After the military coup in Myanmar and the resulting nationwide protests, the generals continued to be tough. After brutal attacks against peaceful demonstrators, the military switched off the Internet again nationwide on the night of duty, according to activists and network monitors. Current reports on the situation were therefore not available.
On Monday, tens of thousands of people across the country protested against the new junta, despite the growing military presence on the streets. Emergency services once again brutally attacked the demonstrators. Gunfire reportedly rang out in the northern city of Mandalay. In many other parts of the country, too, including the largest city of Rangoon, people defied the threats from the army. The y called for the restoration of Aung San Suu Kyi’s civilian government.
Security forces in Myitkyina in the north of the country shot at participants in a rally on Sunday. Tanks had arrived in Rangoon at the weekend, and military vehicles were on the streets in other parts of the country too – obviously to intimidate the population.

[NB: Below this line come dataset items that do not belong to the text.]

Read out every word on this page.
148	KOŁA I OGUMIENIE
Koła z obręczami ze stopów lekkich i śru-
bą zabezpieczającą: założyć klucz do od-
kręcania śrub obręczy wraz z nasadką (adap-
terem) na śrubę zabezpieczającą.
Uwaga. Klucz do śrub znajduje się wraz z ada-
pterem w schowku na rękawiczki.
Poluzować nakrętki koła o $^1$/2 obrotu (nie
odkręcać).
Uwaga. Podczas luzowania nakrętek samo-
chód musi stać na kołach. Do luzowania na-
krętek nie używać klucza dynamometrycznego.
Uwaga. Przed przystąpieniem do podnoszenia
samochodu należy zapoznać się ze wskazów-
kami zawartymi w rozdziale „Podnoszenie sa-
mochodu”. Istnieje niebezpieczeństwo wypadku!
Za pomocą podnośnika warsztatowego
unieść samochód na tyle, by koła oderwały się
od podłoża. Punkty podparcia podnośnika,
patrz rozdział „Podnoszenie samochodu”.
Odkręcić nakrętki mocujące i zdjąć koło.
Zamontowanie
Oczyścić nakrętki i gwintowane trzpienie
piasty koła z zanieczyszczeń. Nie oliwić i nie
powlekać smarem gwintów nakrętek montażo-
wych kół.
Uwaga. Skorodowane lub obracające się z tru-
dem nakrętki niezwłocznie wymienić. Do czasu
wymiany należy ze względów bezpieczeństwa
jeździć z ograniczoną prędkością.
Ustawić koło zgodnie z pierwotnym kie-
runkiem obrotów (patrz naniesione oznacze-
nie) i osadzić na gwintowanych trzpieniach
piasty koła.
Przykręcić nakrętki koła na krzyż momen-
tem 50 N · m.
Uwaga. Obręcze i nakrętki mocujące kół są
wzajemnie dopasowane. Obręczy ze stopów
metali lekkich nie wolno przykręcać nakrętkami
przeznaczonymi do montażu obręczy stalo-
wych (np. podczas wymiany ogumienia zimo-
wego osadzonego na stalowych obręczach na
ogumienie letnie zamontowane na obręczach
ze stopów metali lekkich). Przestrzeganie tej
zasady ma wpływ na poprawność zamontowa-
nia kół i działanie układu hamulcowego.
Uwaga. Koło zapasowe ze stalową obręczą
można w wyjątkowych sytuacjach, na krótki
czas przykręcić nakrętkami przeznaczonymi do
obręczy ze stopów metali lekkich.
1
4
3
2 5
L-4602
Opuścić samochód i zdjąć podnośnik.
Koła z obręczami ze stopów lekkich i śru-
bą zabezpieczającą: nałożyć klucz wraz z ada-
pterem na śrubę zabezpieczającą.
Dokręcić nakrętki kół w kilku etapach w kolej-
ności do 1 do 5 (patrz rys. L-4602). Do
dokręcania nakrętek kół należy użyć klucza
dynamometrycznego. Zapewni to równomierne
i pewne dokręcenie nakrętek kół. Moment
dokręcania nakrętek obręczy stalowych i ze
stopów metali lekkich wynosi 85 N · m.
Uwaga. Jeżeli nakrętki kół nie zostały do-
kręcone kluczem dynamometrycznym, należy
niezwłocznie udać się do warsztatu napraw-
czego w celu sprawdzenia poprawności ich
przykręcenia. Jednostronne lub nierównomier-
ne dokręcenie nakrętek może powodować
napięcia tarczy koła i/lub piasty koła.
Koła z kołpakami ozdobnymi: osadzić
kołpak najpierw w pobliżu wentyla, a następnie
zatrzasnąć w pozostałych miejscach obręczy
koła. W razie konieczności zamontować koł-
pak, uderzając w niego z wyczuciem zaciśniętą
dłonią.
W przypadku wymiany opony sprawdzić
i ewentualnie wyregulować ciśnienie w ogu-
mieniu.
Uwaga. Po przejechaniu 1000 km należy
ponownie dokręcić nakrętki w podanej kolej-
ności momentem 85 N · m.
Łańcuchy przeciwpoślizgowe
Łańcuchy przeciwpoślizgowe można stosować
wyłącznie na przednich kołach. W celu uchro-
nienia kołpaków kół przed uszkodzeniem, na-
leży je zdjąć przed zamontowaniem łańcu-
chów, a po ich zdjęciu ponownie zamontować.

The military, which had ruled the Southeast Asian country with an iron hand for almost five decades, brutally put down any resistance in the past. Only ten years ago were tentative democratic reforms initiated – until the coup on the night of February 1st. The alleged trigger should have been irregularities in the parliamentary election in November, which Suu Kyi clearly won. In the wake of the coup, the military established the former icon of freedom together with many other politicians. The Nobel Peace Prize laureate is said to be under house arrest.
A court hearing planned for this Monday Suu Kyis was postponed to Wednesday, as the news portal “Frontier Myanmar” wrote, citing lawyer Khin Maung Zaw. Suu Kyi’s National League for Democracy (NLD) party has appointed him defender of the 75-year-old and the also arrested President Win Myint. The hearing should apparently take place via video link. It is questionable whether Suu Kyi will be released afterwards.
She is accused of violating the country’s import-export laws. During a house search shortly after the coup, radios are said to have been found in her house. It will be checked whether these have been illegally brought into the country, it said. Win Myint is accused of violating Corona requirements. Both politicians are reportedly facing up to three years in prison.
At least 426 people have been arrested in Myanmar since the coup, according to reports by human rights activists. Of these, 391 are still behind bars, according to a statement by the AAPP Support Organization for Political Prisoners.